Taken to the extreme, it means there can never be any agreement on anything.

trump suppoters

Trump supporters wave as the Presidential motorcade passes by in Mar-a-Lago, Florida on November 26, 2017. Photo: Getty

One side says Mueller is searching for the truth while the other condemns him as an agent of the left who wants to unseat a democratically elected president.

And there, pouring accelerant on the flames, is Donald Trump.

At a time when America desperately needs a uniting force, they’ve got a conqueror whose disdain for the truth is breathtaking.

If Trump was a smart man he’d see he’s uniquely placed to lead America out of the mess he’s helped to create. But he’s not a smart man – he’s a narcissistic, sociopathic, winner-take-all who’ll wreck the joint rather than admit a wrong, much less a failure.

Trump has given up trying to govern for all Americans. That sentiment lasted about as long as his victory speech 12 months ago. Now he only plays to his base.

And it’s holding firm. Probably will, no matter what. As Trump himself said during the campaign that delivered him high office: “I could stand in the middle of Fifth Avenue and shoot somebody and I wouldn’t lose any voters.”

Many Americans fear the consequences of any genuine push for Trump’s impeachment for wrongdoing or removal because of his deteriorating mental state.

They’ve been primed to dismiss any hard evidence that might emerge as the work of the rival “tribe”. Even the arrests of the four key Trump campaign officials have been dismissed by the White House as of little moment. Anything else that threatens his standing is “fake news”.

Michael Flynn, former national security advisor to President Donald Trump, leaves following his plea hearing at the Prettyman Federal Courthouse. Photo: Getty

Meanwhile, America unravels. Nothing is safe: affordable health care, immigrants’ rights, anti-discrimination laws, environmental protections, religious freedom, press freedom, an equitable tax code, alliances with key allies, global security…all are under attack.

And the age-old problems at home of gun violence, racism and financial inequality are getting worse, not better.

Desperate for a political win, Trump and his Republican enablers in Congress and the Senate are pushing through a tax bill that will deliver huge windfalls for the super-rich while blowing out the deficit by trillions. It’s potentially catastrophic for the country’s future generations.

The democratic process itself is in strife. During my stay The Washington Post turned over its Sunday magazine to 38 conservative and liberal identities in the hope of finding ways to “fix American democracy” because “in so many ways, the underlying conditions of US democracy need repair”.

Their “solutions” included simple tweaks such as compulsory voting and Saturday polls – let’s hear it for Australian democracy – to compulsory military service and bans on social media. Nothing will be done, of course.

The 1940s film It’s a Wonderful Life has become an allegory for 21st Century America.

Meanwhile the system is pretty much rigged to deliver Republicans a head start in just about every political contest.

American playwright Ayad Akhtar, whose new play Junk mines the themes of greed and corporate immorality, was recently asked in a New York Times interview how he saw the state of the nation.

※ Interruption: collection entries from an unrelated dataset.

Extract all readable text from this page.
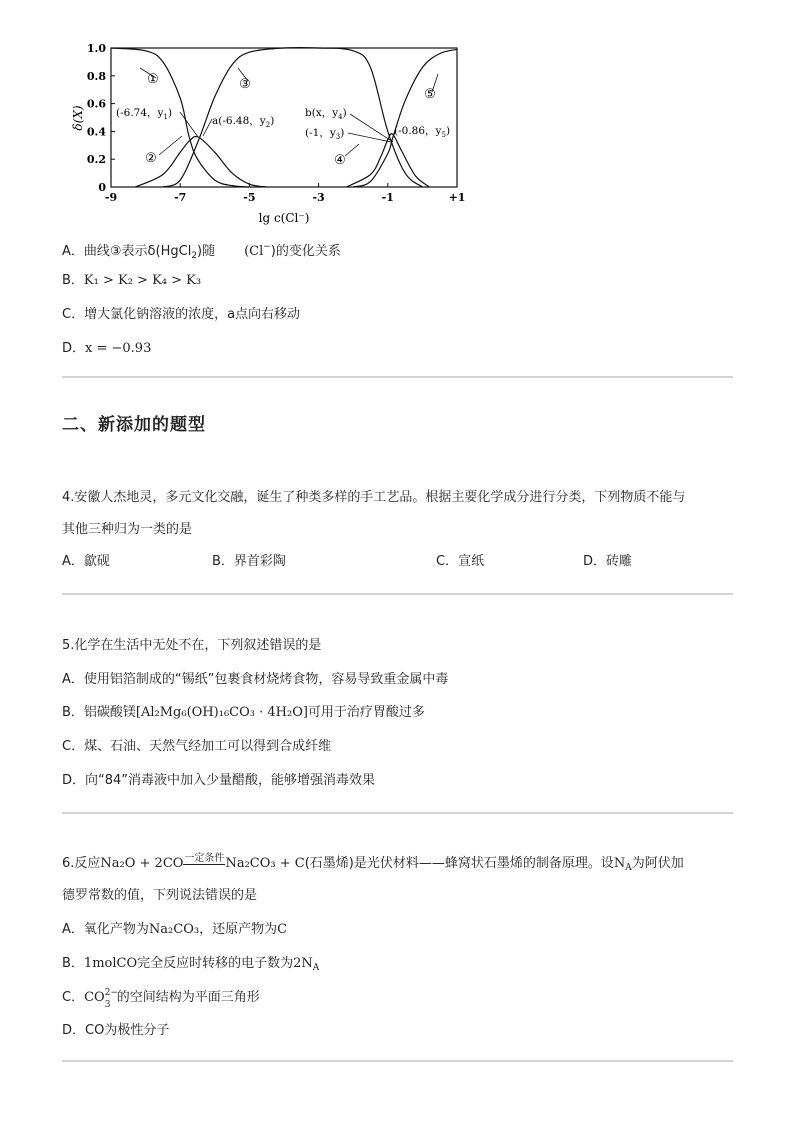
δ(X)
lg c(Cl⁻)
0
0.2
0.4
0.6
0.8
1.0
-9	-7	-5	-3	-1	+1
①
②
③
④
⑤
(-6.74，$y_1$)
a(-6.48，$y_2$)
b(x，$y_4$)
(-1，$y_3$)	(-0.86，$y_5$)
A．曲线③表示δ(HgCl$_2$)随 (Cl−)的变化关系
B．K₁ > K₂ > K₄ > K₃
C．增大氯化钠溶液的浓度，a点向右移动
D．x = −0.93
二、新添加的题型
4.安徽人杰地灵，多元文化交融，诞生了种类多样的手工艺品。根据主要化学成分进行分类，下列物质不能与
其他三种归为一类的是
A．歙砚	B．界首彩陶	C．宣纸	D．砖雕
5.化学在生活中无处不在，下列叙述错误的是
A．使用铝箔制成的“锡纸”包裹食材烧烤食物，容易导致重金属中毒
B．铝碳酸镁[Al₂Mg₆(OH)₁₆CO₃ · 4H₂O]可用于治疗胃酸过多
C．煤、石油、天然气经加工可以得到合成纤维
D．向“84”消毒液中加入少量醋酸，能够增强消毒效果
6.反应Na₂O + 2CO一定条件Na₂CO₃ + C(石墨烯)是光伏材料——蜂窝状石墨烯的制备原理。设$N_A$为阿伏加
德罗常数的值，下列说法错误的是
A．氧化产物为Na₂CO₃，还原产物为C
B．1molCO完全反应时转移的电子数为$2N_A$
C．CO 2−
3 的空间结构为平面三角形
D．CO为极性分子
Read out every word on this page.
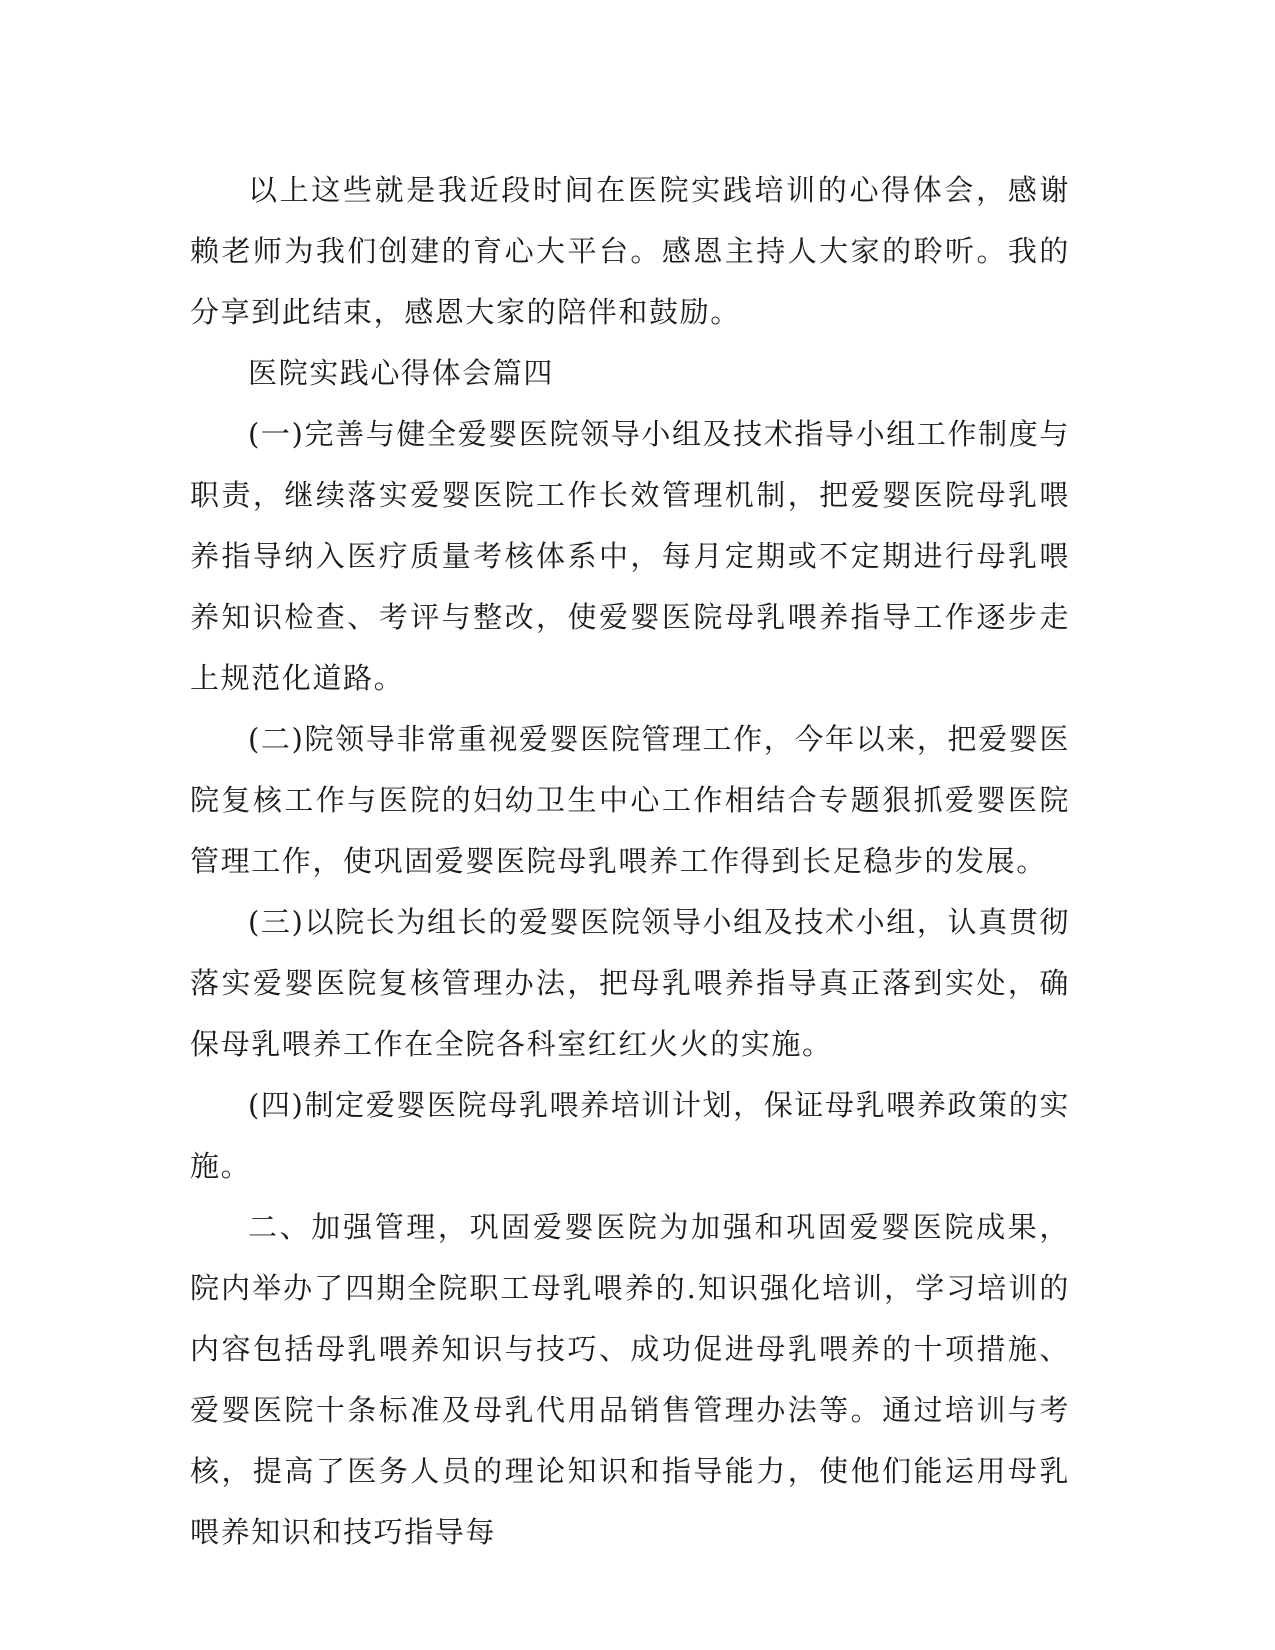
以上这些就是我近段时间在医院实践培训的心得体会，感谢赖老师为我们创建的育心大平台。感恩主持人大家的聆听。我的分享到此结束，感恩大家的陪伴和鼓励。

医院实践心得体会篇四

(一)完善与健全爱婴医院领导小组及技术指导小组工作制度与职责，继续落实爱婴医院工作长效管理机制，把爱婴医院母乳喂养指导纳入医疗质量考核体系中，每月定期或不定期进行母乳喂养知识检查、考评与整改，使爱婴医院母乳喂养指导工作逐步走上规范化道路。

(二)院领导非常重视爱婴医院管理工作，今年以来，把爱婴医院复核工作与医院的妇幼卫生中心工作相结合专题狠抓爱婴医院管理工作，使巩固爱婴医院母乳喂养工作得到长足稳步的发展。

(三)以院长为组长的爱婴医院领导小组及技术小组，认真贯彻落实爱婴医院复核管理办法，把母乳喂养指导真正落到实处，确保母乳喂养工作在全院各科室红红火火的实施。

(四)制定爱婴医院母乳喂养培训计划，保证母乳喂养政策的实施。

二、加强管理，巩固爱婴医院为加强和巩固爱婴医院成果，院内举办了四期全院职工母乳喂养的.知识强化培训，学习培训的内容包括母乳喂养知识与技巧、成功促进母乳喂养的十项措施、爱婴医院十条标准及母乳代用品销售管理办法等。通过培训与考核，提高了医务人员的理论知识和指导能力，使他们能运用母乳喂养知识和技巧指导每
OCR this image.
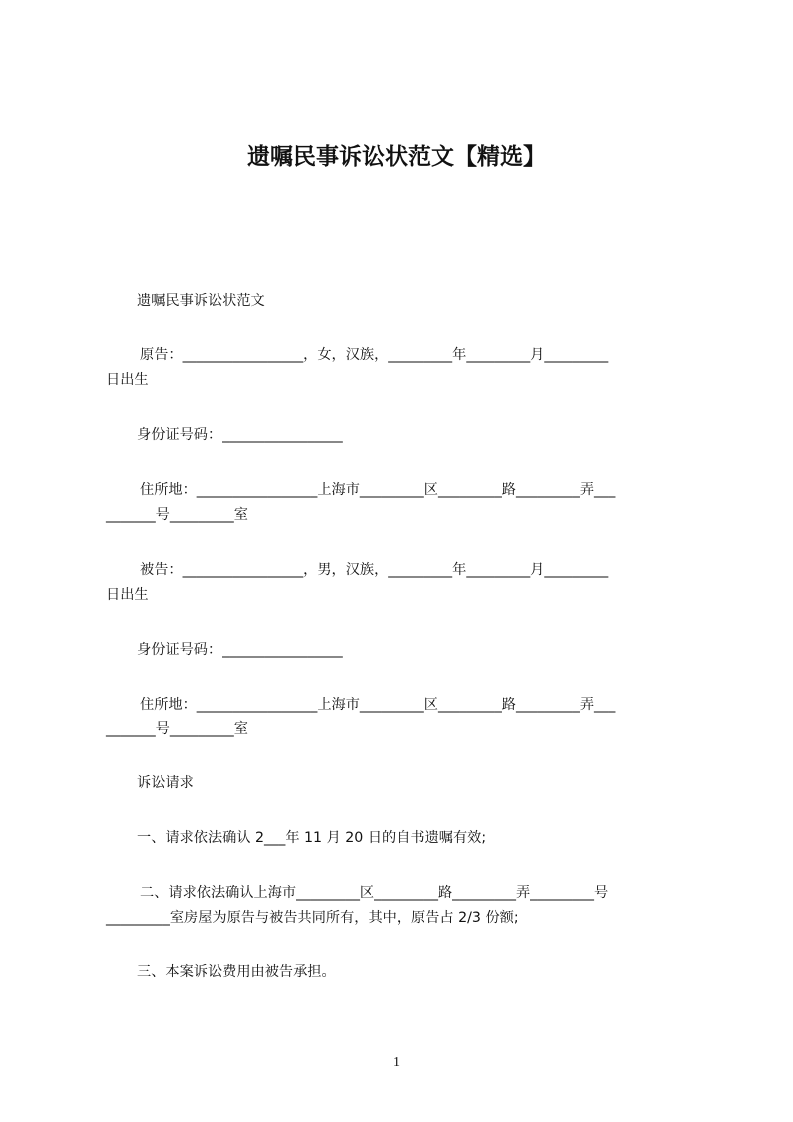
遗嘱民事诉讼状范文【精选】
遗嘱民事诉讼状范文
原告：_________________，女，汉族，_________年_________月_________
日出生
身份证号码：_________________
住所地：_________________上海市_________区_________路_________弄___
_______号_________室
被告：_________________，男，汉族，_________年_________月_________
日出生
身份证号码：_________________
住所地：_________________上海市_________区_________路_________弄___
_______号_________室
诉讼请求
一、请求依法确认 2___年 11 月 20 日的自书遗嘱有效;
二、请求依法确认上海市_________区_________路_________弄_________号
_________室房屋为原告与被告共同所有，其中，原告占 2/3 份额;
三、本案诉讼费用由被告承担。
1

“We’re in Pottersville now,” he said, “not Bedford Falls.”

It was a reference to the alternate reality of Frank Capra’s It’s A Wonderful Life, in which hero George Bailey is forced to confront the ugly flipside of his small American home-town after it abandons long-held values and descends into wretchedness under a heartless and rapacious overlord.

When he made the film in 1946, Capra probably didn’t mean it as an allegory of 21st century America. But it’s looking that way today.

In the end, Bailey escapes the wretchedness of Pottersville because of the intervention of a guardian angel. America could sure use one now.